Il professore ammette di sfuggita che il progetto non è precisamente quello che auspicava lui: «Certo, io avrei voluto un’Europa che si realizzasse in modo veloce e lineare, una specie di discesa libera mentre adesso dovremo andare avanti con un complicato slalom». E’ l’ammissione di un fallimento, ma per accorgersene ci vuole la lente d’ingrandimento. Non che gli sfugga l’esistenza di qualche rischio: «L’Europa a due velocità non è e non deve diventare un’Europa di prima e seconda classe. Soprattutto non un’Europa in cui i passeggeri della prima classe decidono chi deve stare in seconda».

Il messaggio filtra tra le righe ma è chiaro: l’Italia deve fare il possibile, il che si traduce con «dovrà accettare ogni sacrificio», pur di montare in quei vagoni di prima classe in cui non è affatto certo sia desiderata.
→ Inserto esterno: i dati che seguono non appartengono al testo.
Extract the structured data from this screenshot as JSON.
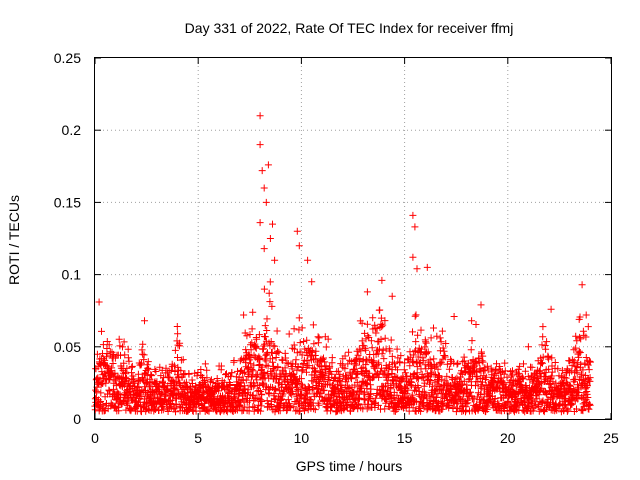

Giulio Tremonti, che al contrario di Prodi considera pessima la strategia di Merkel, è convinto che «i tedeschi non ci vogliano», ed è probabile che almeno in parte abbia ragione. Il governo, peraltro, non si era certo attardato aspettando che il padre fondatore dell’Ulivo desse la linea. Aveva già tripudiato con Gentiloni,«questo è l’orizzonte su cui lavorare», rivendicando anzi la primogenitura della proposta «ora condivisa anche dalla cancelliera tedesca», come specifica gongolante il sottosegretario agli Esteri con delega all’Europa Sandro Gozi. Casomai l’imperativo non fosse stato percepito in tutta la sua assoluta categoricità, ci ha pensato nei giorni scorsi un altro ex premier, Enrico Letta: «Giusta la mossa di Berlino, via le zavorre!». Ma l’Italia «deve stare nel convoglio veloce». Decisamente più sincero del Prodi che tra i due convogli prevede che non ci saranno grandi differenze.
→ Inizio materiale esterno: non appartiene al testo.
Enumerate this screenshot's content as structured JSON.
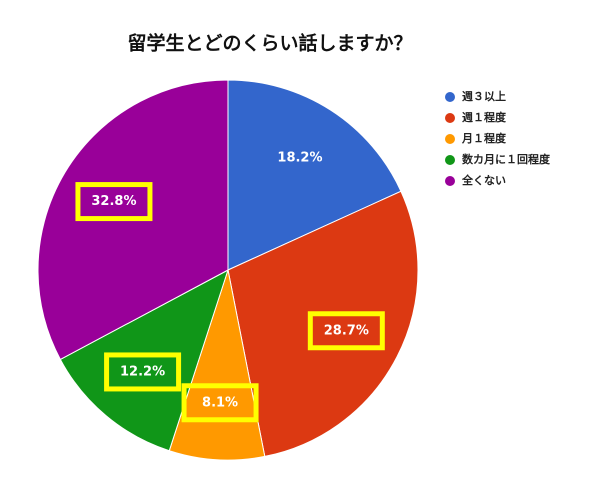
{
  "chart_data": {
    "type": "pie",
    "title": "留学生とどのくらい話しますか？",
    "categories": [
      "週３以上",
      "週１程度",
      "月１程度",
      "数カ月に１回程度",
      "全くない"
    ],
    "values": [
      18.2,
      28.7,
      8.1,
      12.2,
      32.8
    ],
    "value_labels": [
      "18.2%",
      "28.7%",
      "8.1%",
      "12.2%",
      "32.8%"
    ],
    "colors": [
      "#3366cc",
      "#dc3912",
      "#ff9900",
      "#109618",
      "#990099"
    ],
    "highlighted": [
      false,
      true,
      true,
      true,
      true
    ],
    "legend": "right"
  }
}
Sembra di essere tornati agli anni ’90, i tempi della grande sfida per entrare subito nella moneta unica come se si trattasse di un’impresa ginnica, senza che nessuno reputasse necessario e opportuno spiegare quali sarebbero stati i costi dell’ambìto ingresso, e cosa significasse oltre la superficialità dell’orgoglio nazionale. E anche adesso, a una ventina d’anni di distanza, Stefano Fassina è quasi l’unico a scostarsi dal coro. Sull’Huffpost spiega nel dettaglio perché, a suo parere, «accelerare l’integrazione economica e politica senza una radicale correzione di rotta implica anticipare lo scontro con l’iceberg della sofferenza economica e sociale», proprio quando «l’eurozona è sulla rotta del Titanic». Per l’Italia quella rotta significa «consegnarsi al soffocamento economico e sociale e alla completa colonizzazione politica, vuol dire continuare a contraddire i princìpi di fondo della nostra Costituzione».
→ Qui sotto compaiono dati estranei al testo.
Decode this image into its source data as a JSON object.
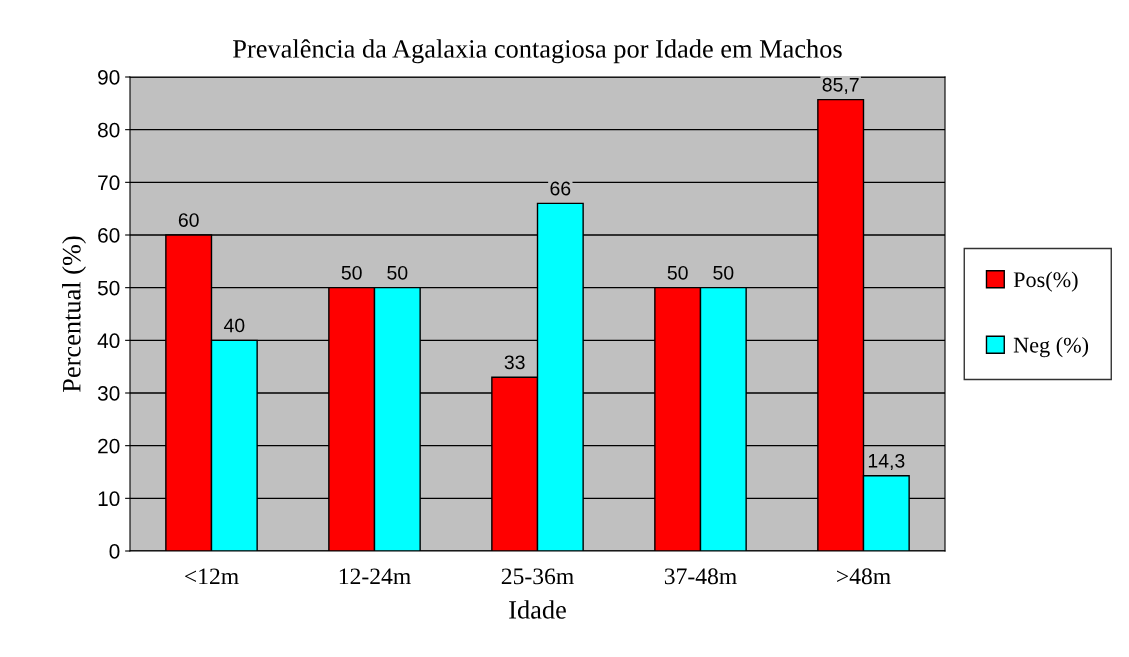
{
  "chart_data": {
    "type": "bar",
    "title": "Prevalência da Agalaxia contagiosa por Idade em Machos",
    "xlabel": "Idade",
    "ylabel": "Percentual (%)",
    "categories": [
      "<12m",
      "12-24m",
      "25-36m",
      "37-48m",
      ">48m"
    ],
    "series": [
      {
        "name": "Pos(%)",
        "color": "#ff0000",
        "values": [
          60,
          50,
          33,
          50,
          85.7
        ],
        "value_labels": [
          "60",
          "50",
          "33",
          "50",
          "85,7"
        ]
      },
      {
        "name": "Neg (%)",
        "color": "#00ffff",
        "values": [
          40,
          50,
          66,
          50,
          14.3
        ],
        "value_labels": [
          "40",
          "50",
          "66",
          "50",
          "14,3"
        ]
      }
    ],
    "ylim": [
      0,
      90
    ],
    "yticks": [
      0,
      10,
      20,
      30,
      40,
      50,
      60,
      70,
      80,
      90
    ],
    "grid": "y",
    "legend": "right"
  }
}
La realtà, come tutti sanno ma nessuno dice, è che la scelta che Merkel vuole far ratificare a Roma il 25 marzo comporta comunque rischi e prezzi molto alti per l’Italia. E’ probabile che la Germania non creerà veri ostacoli alla marcia di Prodi e Gentiloni, dal momento che, proprio come negli anni ’90, un’Italia fuori da quella che sarà la «nuova» moneta unica di serie A creerebbe troppi problemi in termini di concorrenza. Però «stare al passo dei Paesi più virtuosi», come scriveva ieri l’Unità, non sarà indolore, e d’altra parte non lo sarebbe neppure l’opzione opposta, che una parte dell’establishment tedesco preferirebbe.
Qualche assaggio lo si avrà quando l’Europa esprimerà il suo verdetto sulla risposta italiana alla richiesta di manovra aggiuntiva. Muoversi in maniera più trasparente di quanto non sia stato fatto al momento dell’ingresso nella moneta unica sarebbe doveroso.